Depois da morte dos meninos, o que mais te deixa triste em tudo que envolve esse episódio com a Faneob?

Ronny durante apresentação da Fanob. “Eu me completava ali, na frente”.

É não ver a fanfarra como a gente deixou no dia 25 de novembro, ou seja, 24 de novembro, que foi o último ensaio. Triste, não! Eu não sou uma pessoa triste, não. Que nada!

Esse episódio, na sua opinião, deveria ter fortalecido a fanfarra e não a enfraquecido?

Muito. Com certeza. Demais da conta. O meu incômodo é justamente esse. A banda aconteceu uma tragédia e você não viu mobilização nenhuma. Os meninos morreram por morrer.
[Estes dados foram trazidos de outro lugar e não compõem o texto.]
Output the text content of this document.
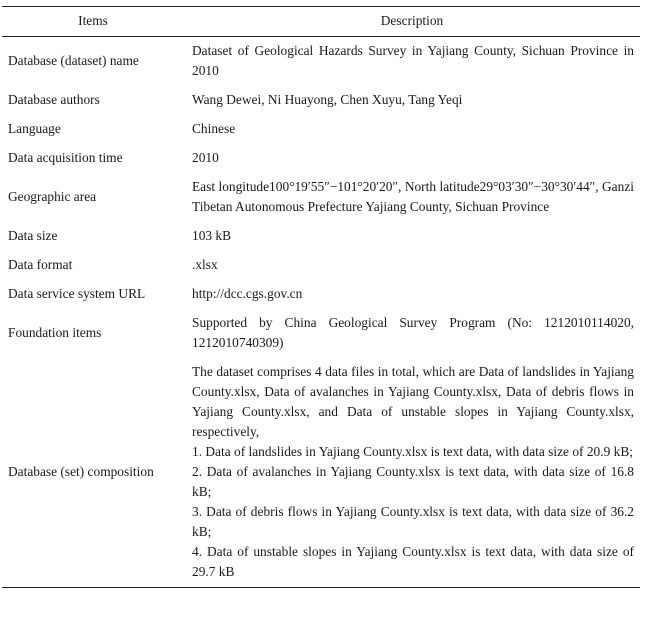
Items	Description
Database (dataset) name	Dataset of Geological Hazards Survey in Yajiang County, Sichuan Province in 2010
Database authors	Wang Dewei, Ni Huayong, Chen Xuyu, Tang Yeqi
Language	Chinese
Data acquisition time	2010
Geographic area	East longitude100°19′55″−101°20′20″, North latitude29°03′30″−30°30′44″, Ganzi Tibetan Autonomous Prefecture Yajiang County, Sichuan Province
Data size	103 kB
Data format	.xlsx
Data service system URL	http://dcc.cgs.gov.cn
Foundation items	Supported by China Geological Survey Program (No: 1212010114020, 1212010740309)
Database (set) composition	The dataset comprises 4 data files in total, which are Data of landslides in Yajiang County.xlsx, Data of avalanches in Yajiang County.xlsx, Data of debris flows in Yajiang County.xlsx, and Data of unstable slopes in Yajiang County.xlsx, respectively,
1. Data of landslides in Yajiang County.xlsx is text data, with data size of 20.9 kB;
2. Data of avalanches in Yajiang County.xlsx is text data, with data size of 16.8 kB;
3. Data of debris flows in Yajiang County.xlsx is text data, with data size of 36.2 kB;
4. Data of unstable slopes in Yajiang County.xlsx is text data, with data size of 29.7 kB
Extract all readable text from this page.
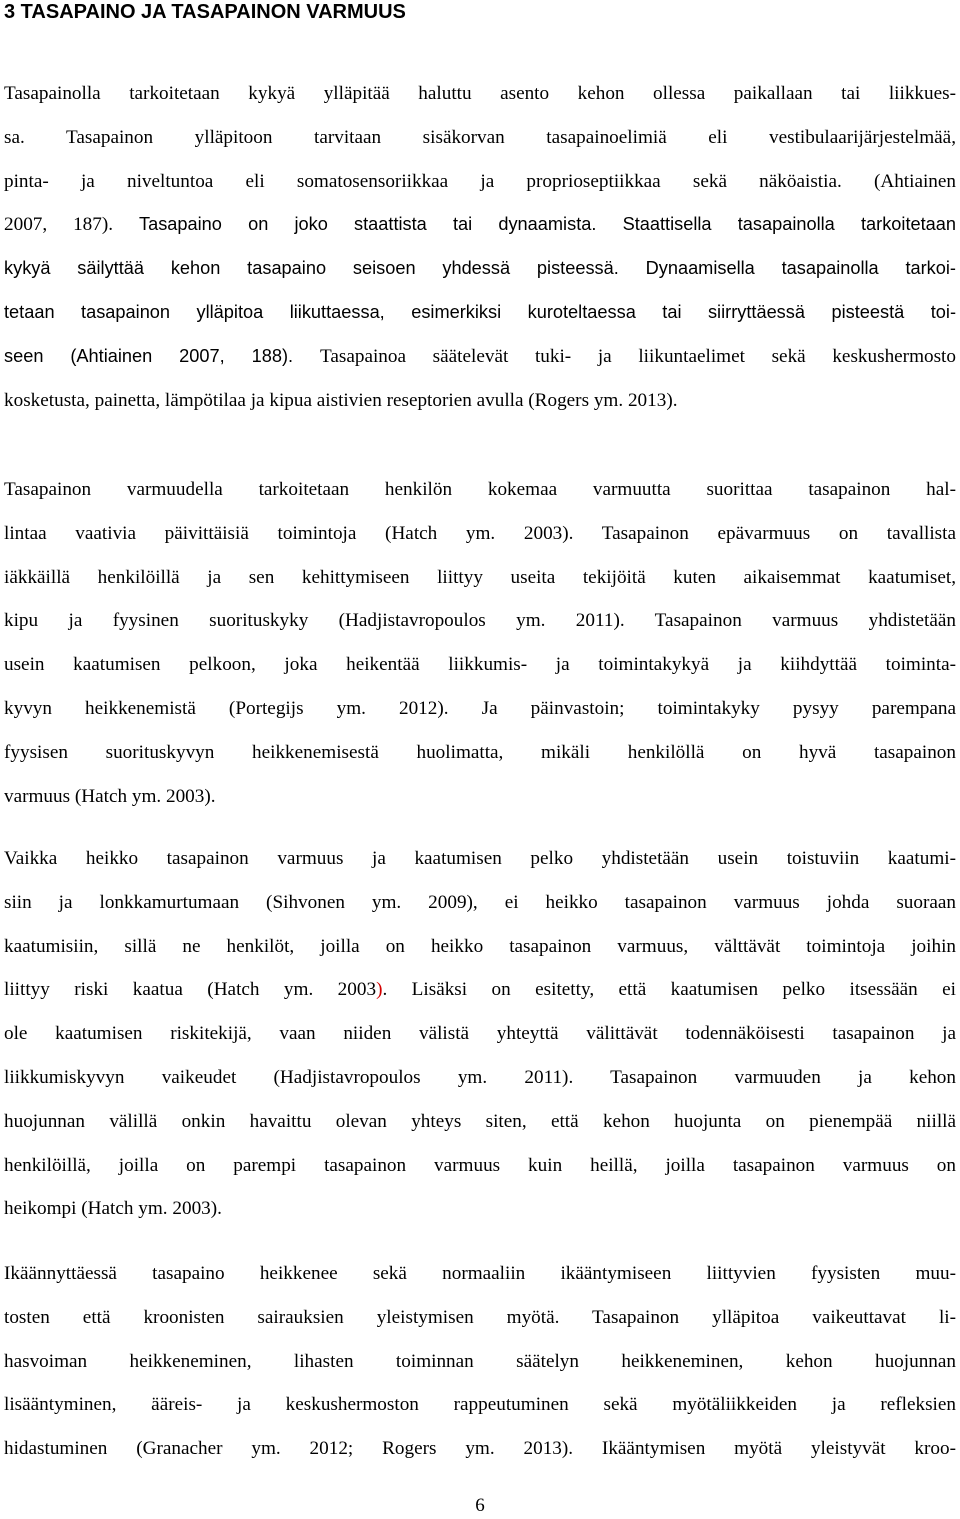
3 TASAPAINO JA TASAPAINON VARMUUS
Tasapainolla tarkoitetaan kykyä ylläpitää haluttu asento kehon ollessa paikallaan tai liikkues-
sa. Tasapainon ylläpitoon tarvitaan sisäkorvan tasapainoelimiä eli vestibulaarijärjestelmää,
pinta- ja niveltuntoa eli somatosensoriikkaa ja proprioseptiikkaa sekä näköaistia. (Ahtiainen
2007, 187). Tasapaino on joko staattista tai dynaamista. Staattisella tasapainolla tarkoitetaan
kykyä säilyttää kehon tasapaino seisoen yhdessä pisteessä. Dynaamisella tasapainolla tarkoi-
tetaan tasapainon ylläpitoa liikuttaessa, esimerkiksi kuroteltaessa tai siirryttäessä pisteestä toi-
seen (Ahtiainen 2007, 188). Tasapainoa säätelevät tuki- ja liikuntaelimet sekä keskushermosto
kosketusta, painetta, lämpötilaa ja kipua aistivien reseptorien avulla (Rogers ym. 2013).
Tasapainon varmuudella tarkoitetaan henkilön kokemaa varmuutta suorittaa tasapainon hal-
lintaa vaativia päivittäisiä toimintoja (Hatch ym. 2003). Tasapainon epävarmuus on tavallista
iäkkäillä henkilöillä ja sen kehittymiseen liittyy useita tekijöitä kuten aikaisemmat kaatumiset,
kipu ja fyysinen suorituskyky (Hadjistavropoulos ym. 2011). Tasapainon varmuus yhdistetään
usein kaatumisen pelkoon, joka heikentää liikkumis- ja toimintakykyä ja kiihdyttää toiminta-
kyvyn heikkenemistä (Portegijs ym. 2012). Ja päinvastoin; toimintakyky pysyy parempana
fyysisen suorituskyvyn heikkenemisestä huolimatta, mikäli henkilöllä on hyvä tasapainon
varmuus (Hatch ym. 2003).
Vaikka heikko tasapainon varmuus ja kaatumisen pelko yhdistetään usein toistuviin kaatumi-
siin ja lonkkamurtumaan (Sihvonen ym. 2009), ei heikko tasapainon varmuus johda suoraan
kaatumisiin, sillä ne henkilöt, joilla on heikko tasapainon varmuus, välttävät toimintoja joihin
liittyy riski kaatua (Hatch ym. 2003). Lisäksi on esitetty, että kaatumisen pelko itsessään ei
ole kaatumisen riskitekijä, vaan niiden välistä yhteyttä välittävät todennäköisesti tasapainon ja
liikkumiskyvyn vaikeudet (Hadjistavropoulos ym. 2011). Tasapainon varmuuden ja kehon
huojunnan välillä onkin havaittu olevan yhteys siten, että kehon huojunta on pienempää niillä
henkilöillä, joilla on parempi tasapainon varmuus kuin heillä, joilla tasapainon varmuus on
heikompi (Hatch ym. 2003).
Ikäännyttäessä tasapaino heikkenee sekä normaaliin ikääntymiseen liittyvien fyysisten muu-
tosten että kroonisten sairauksien yleistymisen myötä. Tasapainon ylläpitoa vaikeuttavat li-
hasvoiman heikkeneminen, lihasten toiminnan säätelyn heikkeneminen, kehon huojunnan
lisääntyminen, ääreis- ja keskushermoston rappeutuminen sekä myötäliikkeiden ja refleksien
hidastuminen (Granacher ym. 2012; Rogers ym. 2013). Ikääntymisen myötä yleistyvät kroo-

6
Eu estou vivo, minha vida eu continuo, estou trabalhando, sou professor Ronny, estou saindo, estou visitando amigos etc., mas e quem morreu? E aí? Só prestavam, só valorizavam quando estavam vivos porque apresentavam a banda? E depois? Onde é que está o canto deles? No infinito? Esqueceu-se?

E quem está deixando a desejar, nesse sentido?

Ah, todo mundo. Eu estou deixando, você, a comunidade toda, o poder público, o Educandário Oliveira Brito [colégio responsável pela fanfarra].

A Faneob não está tendo o reconhecimento?

A gente fala, assim, não é não ter o reconhecimento, a gente sabe que hoje Luciano Pinheiro [o prefeito atual e na época do acidente] é uma pessoa que ele deu assistência e dá assistência à banda. Eu estou dizendo no outro ângulo, na valorização da morte dos meninos. Os meninos têm que ter um canto para que as pessoas lembrem deles sempre. Aqui tem que ter um memorial deles, entendeu? Tem que ter um memorial. A Câmara Municipal, um projeto junto com o poder público, de ter isso, das pessoas lembrarem que eles existiram, que eles fizeram, que eles aconteceram, que eles têm história dentro de Euclides da Cunha.

Você acha que a inexistência de um memorial hoje é falta de sensibilidade, de interesse? Ao que você atribui isso?

Acredito que de sensibilidade, também pode ter sido por causa da pandemia, que deixou todo mundo em casa, e também por falta de uma pessoa que também esteja envolvida para estar dando essa ideia, articulando. Mas nunca é tarde. Nunca é tarde.

Ronny ainda faz acompanhamento fisioterápico e psicológico, e trava uma luta diária para se adaptar às suas novas condições físicas. “Prótese não é para qualquer pessoa. Prótese é para quem, simplesmente, quer superar os traumas da vida, porque essa prótese aqui, amigo, se fosse para eu desistir, eu já teria desistido, porque você sofre, você sofre. Ela tem etapas, são ciclos”.